Timberstone Homeowner's Assn. v. Summerlin, 266 Ga. 322, 323 (467 SE2d 330) (1996) (emphasis supplied; citations omitted). See also OCGA § 23-1-16 (“He who takes with notice of an equity takes subject to that equity.”). Here, the covenants concern the use of the land, and it is undisputed that North Bay had notice of them when it purchased the property. Consequently, the trial court correctly ruled that the covenants are enforceable.

3. Standing.

North Bay argues that Speedway's lack of interest in the property or an adjacent property, as well as its lack of any legitimate interest in the covenants' enforcement, defeats standing. We disagree.

The person entitled to the benefit of a covenant has standing to enforce it. See generally Jones v. Gaddy, 259 Ga. 356, 357 (2) (380 SE2d 706) (1989); Barton v. Atkinson, 228 Ga. 733, 743 (2) (187 SE2d 835) (1972). Thus as long as Speedway was intended to benefit from the covenants, it has standing to enforce them, even if it retained no interest in the burdened property nor an adjacent property. Barton, 228 Ga. at 743 (2). And the circumstances make clear that the covenants were intended to benefit Speedway by imposing certain limits on competition. “Though no language of the promise may suggest an intention that the benefit of the promise shall run, the advantage from its running may be so obvious that it is proper to infer that the parties intended it to do so.” Jones, 259 Ga. at 358 (citation omitted).

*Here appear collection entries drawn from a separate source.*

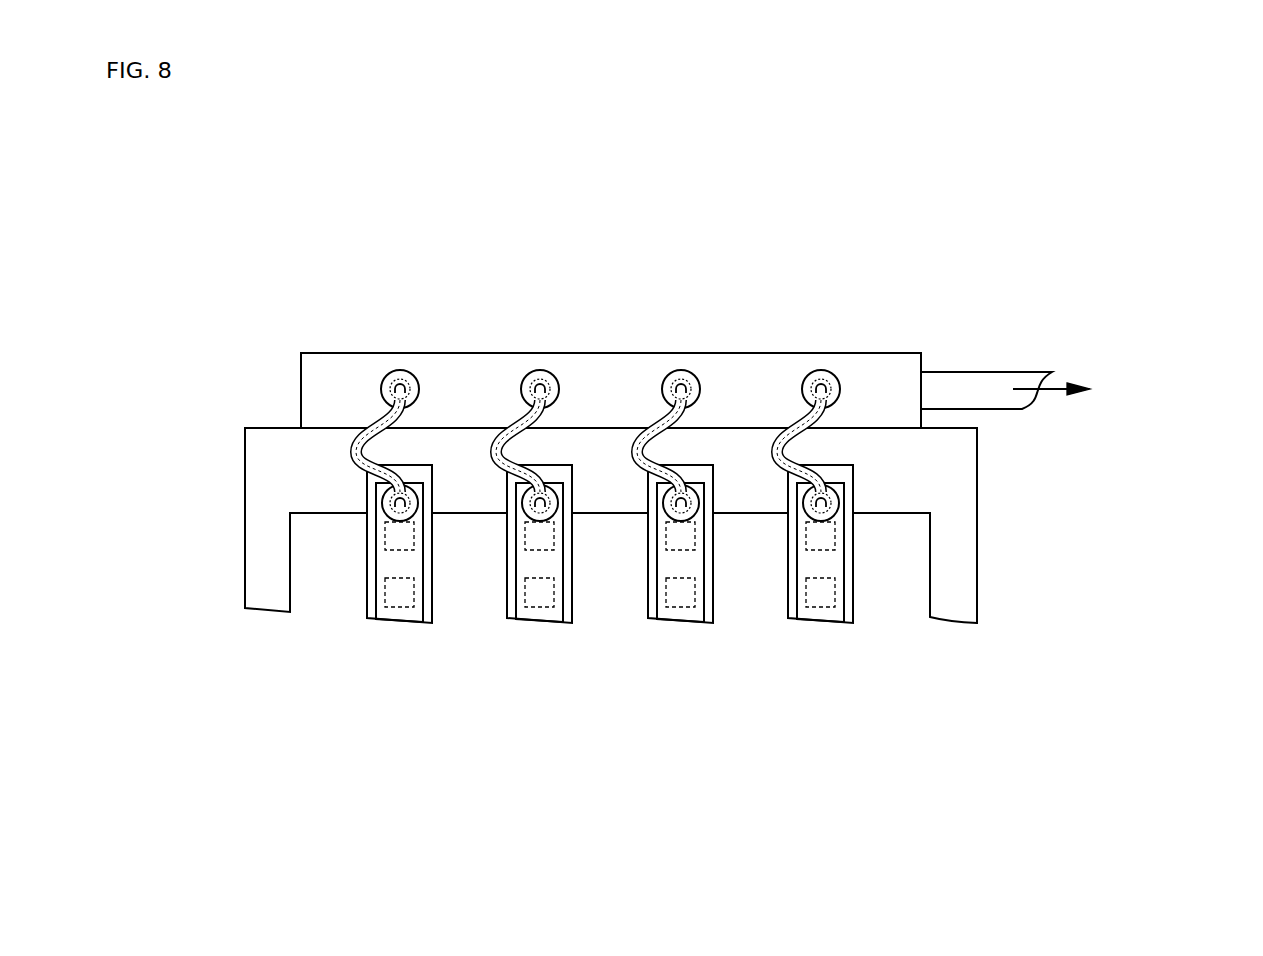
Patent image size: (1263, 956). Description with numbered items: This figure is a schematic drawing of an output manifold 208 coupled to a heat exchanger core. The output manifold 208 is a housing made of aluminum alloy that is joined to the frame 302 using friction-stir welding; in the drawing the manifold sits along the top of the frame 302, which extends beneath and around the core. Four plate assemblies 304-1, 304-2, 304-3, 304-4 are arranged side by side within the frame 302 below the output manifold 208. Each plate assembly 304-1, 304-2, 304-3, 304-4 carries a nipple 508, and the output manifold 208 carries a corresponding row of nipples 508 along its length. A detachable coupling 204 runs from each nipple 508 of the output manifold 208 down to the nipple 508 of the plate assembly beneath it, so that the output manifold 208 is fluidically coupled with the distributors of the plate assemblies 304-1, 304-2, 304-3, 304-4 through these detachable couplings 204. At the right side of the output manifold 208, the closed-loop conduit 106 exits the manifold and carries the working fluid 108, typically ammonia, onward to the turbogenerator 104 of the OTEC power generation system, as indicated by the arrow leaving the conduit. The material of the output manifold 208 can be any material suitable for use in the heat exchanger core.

The turbogenerator 104 is at (1120, 350).
The closed-loop conduit 106 is at (1002, 402).
The working fluid 108 is at (1048, 394).
The detachable couplings 204 is at (352, 456).
The output manifold 208 is at (301, 392).
The frame 302 is at (289, 459).
The plate assembly 304-1 is at (388, 622).
The plate assembly 304-2 is at (528, 622).
The plate assembly 304-3 is at (669, 622).
The plate assembly 304-4 is at (809, 622).
The nipples 508 is at (387, 385).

Further, to hold that the covenants are not enforceable because Speedway retained no interest in the burdened or nearby property would mean that the covenants were void from their inception; Speedway conveyed its entire parcel via the deed that contained the covenants, so from the beginning of the covenants' duration, Speedway no longer possessed an interest in the property. Speedway as grantor and the original grantee could not have intended the covenants to be void ab initio, and “covenants are to be construed so as to carry into effect the intention of the parties. ․” Smith v. Gulf Refining Co., 162 Ga. 191, 194 (134 SE 446) (1926) (citation and punctuation omitted).

In addition, the trial court expressly found as fact that Speedway has an interest in enforcing the covenants. He held that the covenants “provide a legitimate competitive advantage to Speedway by preserving an attractive opportunity for Speedway to reenter the Georgia market.” The court held that the original reason Speedway entered the covenants – to prevent the property from being developed and used as a competitive truck stop or gas station –persists. Nothing in the record contradicts these factual findings.

Because Speedway and the initial grantee intended Speedway to benefit from the covenants, the trial court did not err in ruling that Speedway has standing to enforce them.

4. Unconstitutional restraint of trade.

North Bay argues that the restrictive covenants are not enforceable because they are unconstitutional, illegal restraints on trade. We disagree.

In its order transferring this appeal to our court, our Supreme Court held that “any issue as to whether the prohibition found in Ga. Const. Art. III, Sec. VI, Para. V[, which concerns restraints on trade,] applies to restrictive covenants on the use of land is well settled,” citing Godley Park Homeowners Assn. v. Bowen, 286 Ga. App. 21, 23 (649 SE2d 308) (2007). In that case, we held that the constitutional provision and OCGA § 13-8-2 (a) (2), which renders contracts in general restraint of trade unenforceable as against public policy, do not apply to restrictive covenants on the use of real property. Godley Park, 286 Ga. App. at 23 (c). We observed that, “[i]n Georgia, it is clear that two parties may contract away or extend their rights as they please regarding the use of real property so long as public policy is not violated.” Id. (citation omitted). For these reasons, we do not find that the trial court erred by holding that the covenants at issue were not unenforceable restraints on trade.

MCFADDEN, Presiding Judge.

Judgment affirmed. Miller, P. J., and McMillian, J., concur.